Desde el punto de vista ambiental ya no podemos negar lo que es evidente, aunque el gobierno con frecuencia utilice las estadísticas sobre deforestación para tapar la verdad. Lo cierto es que el bosque en la Amazonia es sistemáticamente derribado, tanto sea para la explotación de madera, como para pasto para el ganado, o para los cultivos del agro-negocio. Según algunas voces, en cuarenta o cincuenta años no tendremos más bosque en la Amazonia, con las consecuencias climáticas que eso lleva consigo.

Desde la perspectiva de la evangelización, existen serios desafíos que no son exclusivos de aquí, pero que aquí se agravan. Entre otros, la presencia de los evangélicos pentecostales y neo-pentecostales, que encontraron una tierra preparada por la pobreza y un pueblo muy religioso y poco evangelizado.

Con su sistema de iglesias pequeñas y autónomas se han diseminado arrastrando una buena parte a católicos. Hoy día parecen haber perdido un poco de su ímpetu inicial, pero continúan siendo un verdadero problema para la evangelización.

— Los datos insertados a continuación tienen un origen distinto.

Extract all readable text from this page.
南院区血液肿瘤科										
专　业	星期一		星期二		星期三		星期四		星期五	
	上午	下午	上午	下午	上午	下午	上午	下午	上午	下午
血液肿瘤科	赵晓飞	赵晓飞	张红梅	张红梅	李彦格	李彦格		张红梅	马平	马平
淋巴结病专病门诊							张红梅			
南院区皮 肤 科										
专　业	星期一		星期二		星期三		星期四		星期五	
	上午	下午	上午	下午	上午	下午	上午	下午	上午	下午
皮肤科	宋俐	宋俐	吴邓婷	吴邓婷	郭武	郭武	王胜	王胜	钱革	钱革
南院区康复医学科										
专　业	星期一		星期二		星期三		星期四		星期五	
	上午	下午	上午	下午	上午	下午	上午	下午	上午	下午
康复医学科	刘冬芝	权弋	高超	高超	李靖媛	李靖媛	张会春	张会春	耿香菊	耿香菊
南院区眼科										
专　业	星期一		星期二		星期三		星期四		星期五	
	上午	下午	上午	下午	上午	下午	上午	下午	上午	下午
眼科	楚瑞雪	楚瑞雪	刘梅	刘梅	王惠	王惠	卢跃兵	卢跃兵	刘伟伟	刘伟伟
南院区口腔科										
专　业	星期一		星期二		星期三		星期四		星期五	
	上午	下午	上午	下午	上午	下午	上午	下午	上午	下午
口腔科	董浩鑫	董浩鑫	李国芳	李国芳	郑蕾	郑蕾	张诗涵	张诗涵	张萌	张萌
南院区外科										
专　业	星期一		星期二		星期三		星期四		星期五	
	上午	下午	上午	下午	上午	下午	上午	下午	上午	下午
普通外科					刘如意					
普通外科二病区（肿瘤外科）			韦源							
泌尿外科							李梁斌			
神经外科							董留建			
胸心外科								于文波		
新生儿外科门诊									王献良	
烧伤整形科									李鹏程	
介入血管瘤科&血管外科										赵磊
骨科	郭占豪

Conviene notar que el tránsito de fieles entre estas iglesias es muy grande; y en Brasil ha surgido el fenómeno de los “creyentes sin religión”: después de transitar en diversas iglesias, muchos llegan a la conclusión de que no necesitan de ellas para comunicarse con Dios.

Pero creo que el verdadero desafío de la evangelización está en nosotros, en la Iglesia Católica. La dimensión misionera de nuestra fe deja mucho que desear; nuestras pastorales se limitan a reuniones y a nuestras parroquias les falta salir a las periferias, visitar las familias; nuestras comunidades de base se limitan a la liturgia, olvidando las cuestiones sociales y los pobres.

En el año 2000, en América Latina pensamos en un proyecto de “Misión Continental” que, en Brasil, no ha salido del papel.

Por todo esto, tenemos puestas las esperanzas en este Sínodo, pues creemos que nos ayudará a encontrar nuevos caminos de evangelización y a renovar el entusiasmo misionero para anunciar en estas tierras la persona y el Evangelio de Jesús.